Вместо ожидаемой реакции внизу живота противно заныло.
— Ну-у, так, — как можно более неопределенно протянул я. — Скажем, у меня были неприятности с немцами.
— А у них с тобой? — она провела пальчиком по шраму от плевельской пули. — Ты же сам немец.
— Увы.
— Ты храбрый мальчик, — она поцеловала меня и печально вздохнула.
— У тебя все хорошо?
— Да.
— Ты не выглядишь счастливой.
— Ты не поймешь, ты еще маленький.
— Это я-то маленький? — меня от такого наезда вдруг пробило доказать обратное. — А ну-ка, повернись на живот!
— Зачем? Ай! — взвизгнула Милица, когда я повернул ее сам и улегся сверху.
— Что ты делаешь? Нет! Ай! Противный мальчишка! Ай! Нет!
— Что «нет»?
— Не останавливайся! — она сгребла простыню в комок и сжала ее в кулаке.
— Так я маленький?
— Нет!
— Что «нет»?
— Не… ма… лень… кииииии!
После финальных криков она полежала ничком, потом уселась спиной к стене и закурила, бросая на меня наигранно обиженные взгляды.
Отдышавшись, я придвинулся и положил голову ей на бедра, почти касаясь носом живота.
— И все-таки, Мила, ты не выглядишь счастливой.
— Ты не поймешь, ты не серб, ты немец.
Я чувствовал, что ей надо выговориться и рискнул:
— Я русский.
— Рауш? Вальдемар Рауш русский?
— Ну, так получилось. У нас вообще много фамилий нерусского корня.
— Все равно, не лезь не в свое дело, мальчик. Там такие люди, что сотрут в порошок.
— Ой, ладно, некоторые пытались, — скромно заметил я. — Пока не вышло.
Милица затянулась, затушила сигарету и оценивающе прищурилась на меня. А потом ее прорвало — и национальное унижение, и прежние любовники, оказавшиеся трусами, и потеря источников существования, отчего она вынуждена жить на содержании у Милана Ачимовича.
— Кого? — ахнул я.
— Да-да, того самого.
Вот это номер, значит, кругломордый — это министр внутренних дел в правительстве Недича. А Милица продолжала — и о том, как офицеры массово сдавались, и как те, кто ушел в четники, договаривались с немцами, и по всему ее этот позор волновал не на шутку. От таких новостей я даже потянулся к зажигалке, но увидев на пачке надпись «Сегединская роза», вспомнил Верицу:
— Скажи, а твоя сестра нашлась?
— Была у четников, в Пожеге.
— До ноября? — чуть не прокололся я. — А потом?

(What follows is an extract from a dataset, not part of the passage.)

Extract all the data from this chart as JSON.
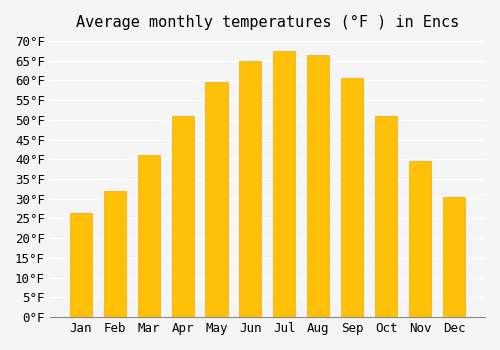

— Ты и это знаешь? Ну да, о взятии Пожеги и Ужице трубили все газеты. Потом… Потом эта дура нашла какого-то немца, кажется, майора, и, кажется, из гестапо. Сейчас живет недалеко от Теразии.

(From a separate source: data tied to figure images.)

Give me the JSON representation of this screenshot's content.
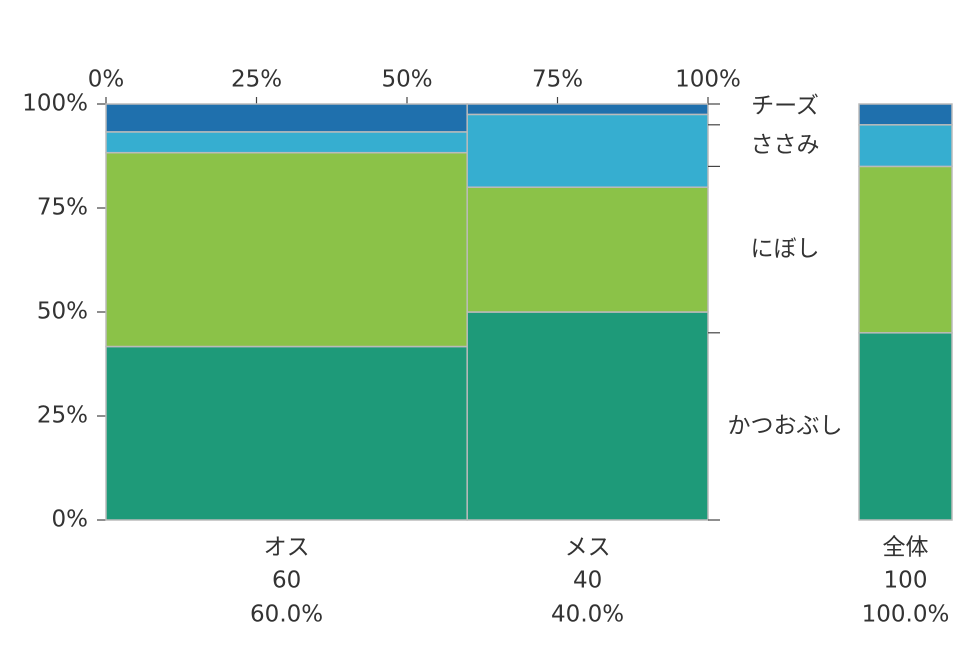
{
  "chart_data": {
    "type": "mosaic",
    "categories": [
      "オス",
      "メス",
      "全体"
    ],
    "widths": [
      60,
      40,
      100
    ],
    "width_labels": [
      "60.0%",
      "40.0%",
      "100.0%"
    ],
    "series": [
      {
        "name": "かつおぶし",
        "color": "#1e9a79",
        "values": [
          41.7,
          50,
          45
        ]
      },
      {
        "name": "にぼし",
        "color": "#8bc248",
        "values": [
          46.6,
          30,
          40
        ]
      },
      {
        "name": "ささみ",
        "color": "#36aed0",
        "values": [
          5.0,
          17.5,
          10
        ]
      },
      {
        "name": "チーズ",
        "color": "#1f70ad",
        "values": [
          6.7,
          2.5,
          5
        ]
      }
    ],
    "ylim": [
      0,
      100
    ],
    "yticks": [
      {
        "value": 0,
        "label": "0%"
      },
      {
        "value": 25,
        "label": "25%"
      },
      {
        "value": 50,
        "label": "50%"
      },
      {
        "value": 75,
        "label": "75%"
      },
      {
        "value": 100,
        "label": "100%"
      }
    ],
    "xlim": [
      0,
      100
    ],
    "xticks": [
      {
        "value": 0,
        "label": "0%"
      },
      {
        "value": 25,
        "label": "25%"
      },
      {
        "value": 50,
        "label": "50%"
      },
      {
        "value": 75,
        "label": "75%"
      },
      {
        "value": 100,
        "label": "100%"
      }
    ]
  }
}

В целом, Милица была сильно не в восторге от происходящего — и от вертихвостки-сестры, и от оккупации, и от бездействия четников, и от правительства Недича, и тем более от немцев.

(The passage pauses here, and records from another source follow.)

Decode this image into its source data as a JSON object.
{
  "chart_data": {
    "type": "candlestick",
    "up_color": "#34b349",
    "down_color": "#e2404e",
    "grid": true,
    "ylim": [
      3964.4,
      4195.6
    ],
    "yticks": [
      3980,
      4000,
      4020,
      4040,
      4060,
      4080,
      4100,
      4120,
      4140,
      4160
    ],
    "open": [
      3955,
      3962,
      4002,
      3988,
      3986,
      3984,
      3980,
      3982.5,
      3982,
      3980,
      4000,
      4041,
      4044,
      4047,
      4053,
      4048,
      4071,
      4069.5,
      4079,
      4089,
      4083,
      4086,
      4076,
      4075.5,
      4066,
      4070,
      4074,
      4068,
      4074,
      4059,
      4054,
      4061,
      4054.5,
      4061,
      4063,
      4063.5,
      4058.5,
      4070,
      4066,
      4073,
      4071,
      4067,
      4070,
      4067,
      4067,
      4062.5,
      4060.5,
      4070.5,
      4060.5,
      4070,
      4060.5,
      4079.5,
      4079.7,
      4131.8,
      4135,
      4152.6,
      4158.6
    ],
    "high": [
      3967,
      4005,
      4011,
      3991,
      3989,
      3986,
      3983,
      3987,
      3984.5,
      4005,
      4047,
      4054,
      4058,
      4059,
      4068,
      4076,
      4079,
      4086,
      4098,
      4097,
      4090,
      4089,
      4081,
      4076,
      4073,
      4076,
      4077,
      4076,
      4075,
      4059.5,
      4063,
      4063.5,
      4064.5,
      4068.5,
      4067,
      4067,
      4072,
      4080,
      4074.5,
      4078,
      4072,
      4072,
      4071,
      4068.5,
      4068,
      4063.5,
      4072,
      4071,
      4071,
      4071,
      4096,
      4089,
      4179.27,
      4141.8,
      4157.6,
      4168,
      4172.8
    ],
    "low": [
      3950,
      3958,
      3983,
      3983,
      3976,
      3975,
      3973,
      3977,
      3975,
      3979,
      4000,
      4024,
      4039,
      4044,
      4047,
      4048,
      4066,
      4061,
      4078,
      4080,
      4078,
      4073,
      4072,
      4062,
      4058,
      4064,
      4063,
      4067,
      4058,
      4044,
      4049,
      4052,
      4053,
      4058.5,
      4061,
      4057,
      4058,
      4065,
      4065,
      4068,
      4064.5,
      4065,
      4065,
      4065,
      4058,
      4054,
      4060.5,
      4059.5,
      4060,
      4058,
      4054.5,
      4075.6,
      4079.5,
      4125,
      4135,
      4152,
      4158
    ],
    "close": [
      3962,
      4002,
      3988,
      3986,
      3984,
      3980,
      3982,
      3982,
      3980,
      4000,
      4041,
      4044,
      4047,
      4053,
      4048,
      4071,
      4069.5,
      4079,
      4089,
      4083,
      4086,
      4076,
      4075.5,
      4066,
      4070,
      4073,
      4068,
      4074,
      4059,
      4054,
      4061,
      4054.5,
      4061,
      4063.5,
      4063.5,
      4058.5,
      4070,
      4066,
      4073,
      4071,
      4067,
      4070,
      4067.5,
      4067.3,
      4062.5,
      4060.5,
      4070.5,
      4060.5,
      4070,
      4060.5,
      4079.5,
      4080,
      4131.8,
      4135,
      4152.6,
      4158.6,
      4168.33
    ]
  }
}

— Все рассыпалось месяц назад, когда Милан приехал из Крагуеваца, — приткнулась она мне под плечо. — И расхвастался, что у него были переговоры с Михайловичем. А когда я удивилась, сказал, что Михайлович и с немцами договаривался, и даже показывал какие-то бумаги.
— А ты можешь снять с этих документов копии?
Милица скинула мою руку и отодвинулась:
— Ты коммунист?
Но спросила не угрожающе и не испуганно, а скорее даже утвердительно.
— Да упаси бог! — возразил я и в подтверждение показал крестик. — Видишь?
— Вижу, — не очень-то поверила Милица и глянула на часы. — Ой, собирайся, скоро вернется Сайка!
— Да пусть, что она, меня не видела?
— Нет-нет, потом за мной заедут, собирайся.
Пока я приводил себя в порядок, Милица успела накрасить глаза и губы и пристегивала чулки к поясу. Увидев у меня в глазах алчный огонек, выставила вперед руки, но тут зазвонил телефон.
Она сняла трубку, а я облапил ее сзади и ткнулся губами в шею.
— Да, через пятнадцать минут. Уже почти готова, — ответила она в трубку и повесила ее на рычаги.
— У нас уйма времени, — промурчал я ей в ушко.
— Ни минуты, противный мальчишка! — она ловко вывернулась из моих рук и вихрем прошла по комнате, собирая и надевая вещи.